L'action en justice du comité d'entreprise

Date de publication : 09/07/2009

Auteur : Julien PELTAIS

Dans un arrêt du 8 avril 2009, la Cour de cassation est venue rappeler les règles applicables en matière d'action en justice du comité d'entreprise.

Faits

A la suite d'un conflit collectif au sein de la société Transport en commun de l'agglomération rouennaise (TCAR), un protocole de fin de conflit a été signé le 18 décembre 1996 notamment par l'employeur, la CGT et le secrétaire du comité d'entreprise. La CGT et le comité d'entreprise ont exercé une action en justice en exécution de cet accord.

L'employeur contestait le droit d'agir du comité d'entreprise en application du protocole de fin de conflit. Le juge a donc dû répondre au problème de droit suivant : Le comité d'entreprise a-t-il qualité pour demander l'application d'un accord dont son secrétaire est signataire ?

Recevabilité de l'action en application de l'accord du CE signataire

La Cour de cassation répond par l'affirmatif. Le comité d'entreprise signataire d'un accord peut agir en justice pour demander son application et l'indemnisation du préjudice résultant de son inapplication par l'employeur. Effectivement, le comité d'entreprise étant parti à l'accord ; son inexécution lui cause un préjudice direct.

Cette solution n'a rien d'originale. Il s'agit d'une confirmation d'un précédent arrêt de 2006. Mais, elle donne l'occasion de revenir sur les règles qui régissent l'action en justice du comité d'entreprise.

Actions en justice recevables : la défense de ses intérêts propres

Le comité d'entreprise peut agir en justice pour son propre compte, c'est-à-dire pour faire valoir ses intérêts.
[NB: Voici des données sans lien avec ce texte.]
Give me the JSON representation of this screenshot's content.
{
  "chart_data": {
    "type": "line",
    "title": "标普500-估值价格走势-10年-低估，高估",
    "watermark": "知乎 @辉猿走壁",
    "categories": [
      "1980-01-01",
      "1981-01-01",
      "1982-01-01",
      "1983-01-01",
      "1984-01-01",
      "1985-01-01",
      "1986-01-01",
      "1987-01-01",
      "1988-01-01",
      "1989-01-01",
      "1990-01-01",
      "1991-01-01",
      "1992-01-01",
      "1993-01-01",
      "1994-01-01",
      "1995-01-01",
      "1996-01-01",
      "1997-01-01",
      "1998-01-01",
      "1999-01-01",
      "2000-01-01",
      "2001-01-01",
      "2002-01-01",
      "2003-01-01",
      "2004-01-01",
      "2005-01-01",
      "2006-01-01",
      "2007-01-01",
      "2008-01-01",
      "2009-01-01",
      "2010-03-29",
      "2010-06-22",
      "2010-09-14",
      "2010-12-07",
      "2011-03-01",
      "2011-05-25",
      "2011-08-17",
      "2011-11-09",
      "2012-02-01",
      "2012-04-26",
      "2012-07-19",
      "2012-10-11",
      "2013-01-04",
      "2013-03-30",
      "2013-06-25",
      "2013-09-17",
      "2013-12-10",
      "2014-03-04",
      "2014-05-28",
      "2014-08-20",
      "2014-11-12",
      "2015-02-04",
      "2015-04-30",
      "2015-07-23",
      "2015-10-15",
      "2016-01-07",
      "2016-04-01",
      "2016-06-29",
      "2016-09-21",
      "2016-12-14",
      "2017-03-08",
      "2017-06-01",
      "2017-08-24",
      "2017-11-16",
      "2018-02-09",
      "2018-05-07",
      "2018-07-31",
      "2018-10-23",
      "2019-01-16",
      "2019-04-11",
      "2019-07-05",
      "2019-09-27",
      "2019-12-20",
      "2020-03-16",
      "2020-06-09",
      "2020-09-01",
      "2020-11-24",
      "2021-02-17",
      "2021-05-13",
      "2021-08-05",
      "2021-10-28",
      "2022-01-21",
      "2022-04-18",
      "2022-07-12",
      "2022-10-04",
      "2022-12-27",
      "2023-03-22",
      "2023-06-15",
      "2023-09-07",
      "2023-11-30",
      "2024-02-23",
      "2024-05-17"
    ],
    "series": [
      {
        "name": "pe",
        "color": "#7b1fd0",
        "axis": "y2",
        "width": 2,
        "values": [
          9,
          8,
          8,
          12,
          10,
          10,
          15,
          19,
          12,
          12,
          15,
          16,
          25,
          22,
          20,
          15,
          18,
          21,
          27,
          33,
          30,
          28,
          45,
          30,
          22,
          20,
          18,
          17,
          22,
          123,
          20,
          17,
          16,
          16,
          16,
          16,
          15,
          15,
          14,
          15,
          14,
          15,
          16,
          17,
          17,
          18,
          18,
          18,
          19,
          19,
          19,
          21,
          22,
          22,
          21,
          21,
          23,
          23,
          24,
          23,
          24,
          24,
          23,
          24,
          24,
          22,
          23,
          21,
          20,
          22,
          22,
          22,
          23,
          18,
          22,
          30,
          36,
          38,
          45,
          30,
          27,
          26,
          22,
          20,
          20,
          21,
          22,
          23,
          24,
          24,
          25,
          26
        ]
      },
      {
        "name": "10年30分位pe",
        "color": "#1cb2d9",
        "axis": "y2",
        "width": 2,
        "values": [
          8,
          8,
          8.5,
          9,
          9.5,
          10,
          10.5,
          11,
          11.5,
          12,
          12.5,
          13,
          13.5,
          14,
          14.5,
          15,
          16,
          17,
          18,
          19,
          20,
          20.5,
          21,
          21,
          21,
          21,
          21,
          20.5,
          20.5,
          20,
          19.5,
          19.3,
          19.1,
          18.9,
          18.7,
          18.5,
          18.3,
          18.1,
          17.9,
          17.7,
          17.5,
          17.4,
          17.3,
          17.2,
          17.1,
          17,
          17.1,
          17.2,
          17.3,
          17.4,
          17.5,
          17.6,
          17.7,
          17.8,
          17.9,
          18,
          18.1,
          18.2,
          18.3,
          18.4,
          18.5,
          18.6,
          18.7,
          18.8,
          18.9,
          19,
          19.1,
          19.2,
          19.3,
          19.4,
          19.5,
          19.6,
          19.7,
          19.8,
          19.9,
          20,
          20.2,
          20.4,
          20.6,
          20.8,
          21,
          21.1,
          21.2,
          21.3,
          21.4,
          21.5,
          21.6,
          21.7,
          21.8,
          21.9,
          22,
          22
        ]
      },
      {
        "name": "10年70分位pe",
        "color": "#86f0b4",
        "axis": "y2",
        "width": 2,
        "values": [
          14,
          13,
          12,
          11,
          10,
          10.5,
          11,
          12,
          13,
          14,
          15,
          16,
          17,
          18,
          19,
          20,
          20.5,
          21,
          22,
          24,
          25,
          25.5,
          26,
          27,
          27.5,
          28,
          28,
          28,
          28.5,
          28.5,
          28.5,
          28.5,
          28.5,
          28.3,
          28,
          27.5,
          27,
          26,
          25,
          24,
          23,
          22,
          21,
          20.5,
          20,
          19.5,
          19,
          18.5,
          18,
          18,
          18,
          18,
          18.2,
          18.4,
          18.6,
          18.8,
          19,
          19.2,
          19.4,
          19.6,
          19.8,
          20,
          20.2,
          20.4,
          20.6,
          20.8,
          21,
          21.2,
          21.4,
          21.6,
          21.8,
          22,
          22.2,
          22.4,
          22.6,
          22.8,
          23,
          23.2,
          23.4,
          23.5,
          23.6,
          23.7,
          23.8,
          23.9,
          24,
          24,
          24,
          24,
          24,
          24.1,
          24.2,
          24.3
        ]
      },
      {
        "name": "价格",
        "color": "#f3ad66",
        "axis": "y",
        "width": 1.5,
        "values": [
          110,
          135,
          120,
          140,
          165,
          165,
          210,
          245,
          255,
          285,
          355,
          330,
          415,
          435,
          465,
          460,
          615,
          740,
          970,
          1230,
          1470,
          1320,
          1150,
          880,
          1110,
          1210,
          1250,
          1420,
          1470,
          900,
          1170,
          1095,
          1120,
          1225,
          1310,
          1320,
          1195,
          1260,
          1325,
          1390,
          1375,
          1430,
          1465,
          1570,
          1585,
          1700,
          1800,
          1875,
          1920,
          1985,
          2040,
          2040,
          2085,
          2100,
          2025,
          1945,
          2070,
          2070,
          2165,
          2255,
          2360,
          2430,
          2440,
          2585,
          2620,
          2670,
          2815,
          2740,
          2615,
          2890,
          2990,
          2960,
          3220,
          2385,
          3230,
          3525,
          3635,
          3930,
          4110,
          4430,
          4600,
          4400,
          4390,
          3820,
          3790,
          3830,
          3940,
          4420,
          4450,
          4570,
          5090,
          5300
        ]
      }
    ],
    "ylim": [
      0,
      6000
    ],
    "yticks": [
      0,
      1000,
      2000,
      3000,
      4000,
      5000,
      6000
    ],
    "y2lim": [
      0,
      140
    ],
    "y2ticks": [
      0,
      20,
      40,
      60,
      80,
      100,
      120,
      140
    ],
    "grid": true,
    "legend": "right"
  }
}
Il doit alors justifier d'un préjudice personnel et direct.

Ainsi, il peut notamment agir pour :

- Réclamer le respect de ses droits et prérogatives (un litige sur le versement des budgets, procédure d'information-consultation, délit d'entrave, reconnaissance d'UES...)

- Engager la responsabilité civile ou contractuelle de prestataires de service

- Demander l'exécution de l'accord dont il est signataire

Il y a une situation particulière dans laquelle le comité d'entreprise peut agir alors même qu'il ne justifie pas d'un préjudice personnel et direct. Le comité d'entreprise peut en effet saisir le juge pour faire constater l'insuffisance d'un plan de sauvegarde de l'emploi.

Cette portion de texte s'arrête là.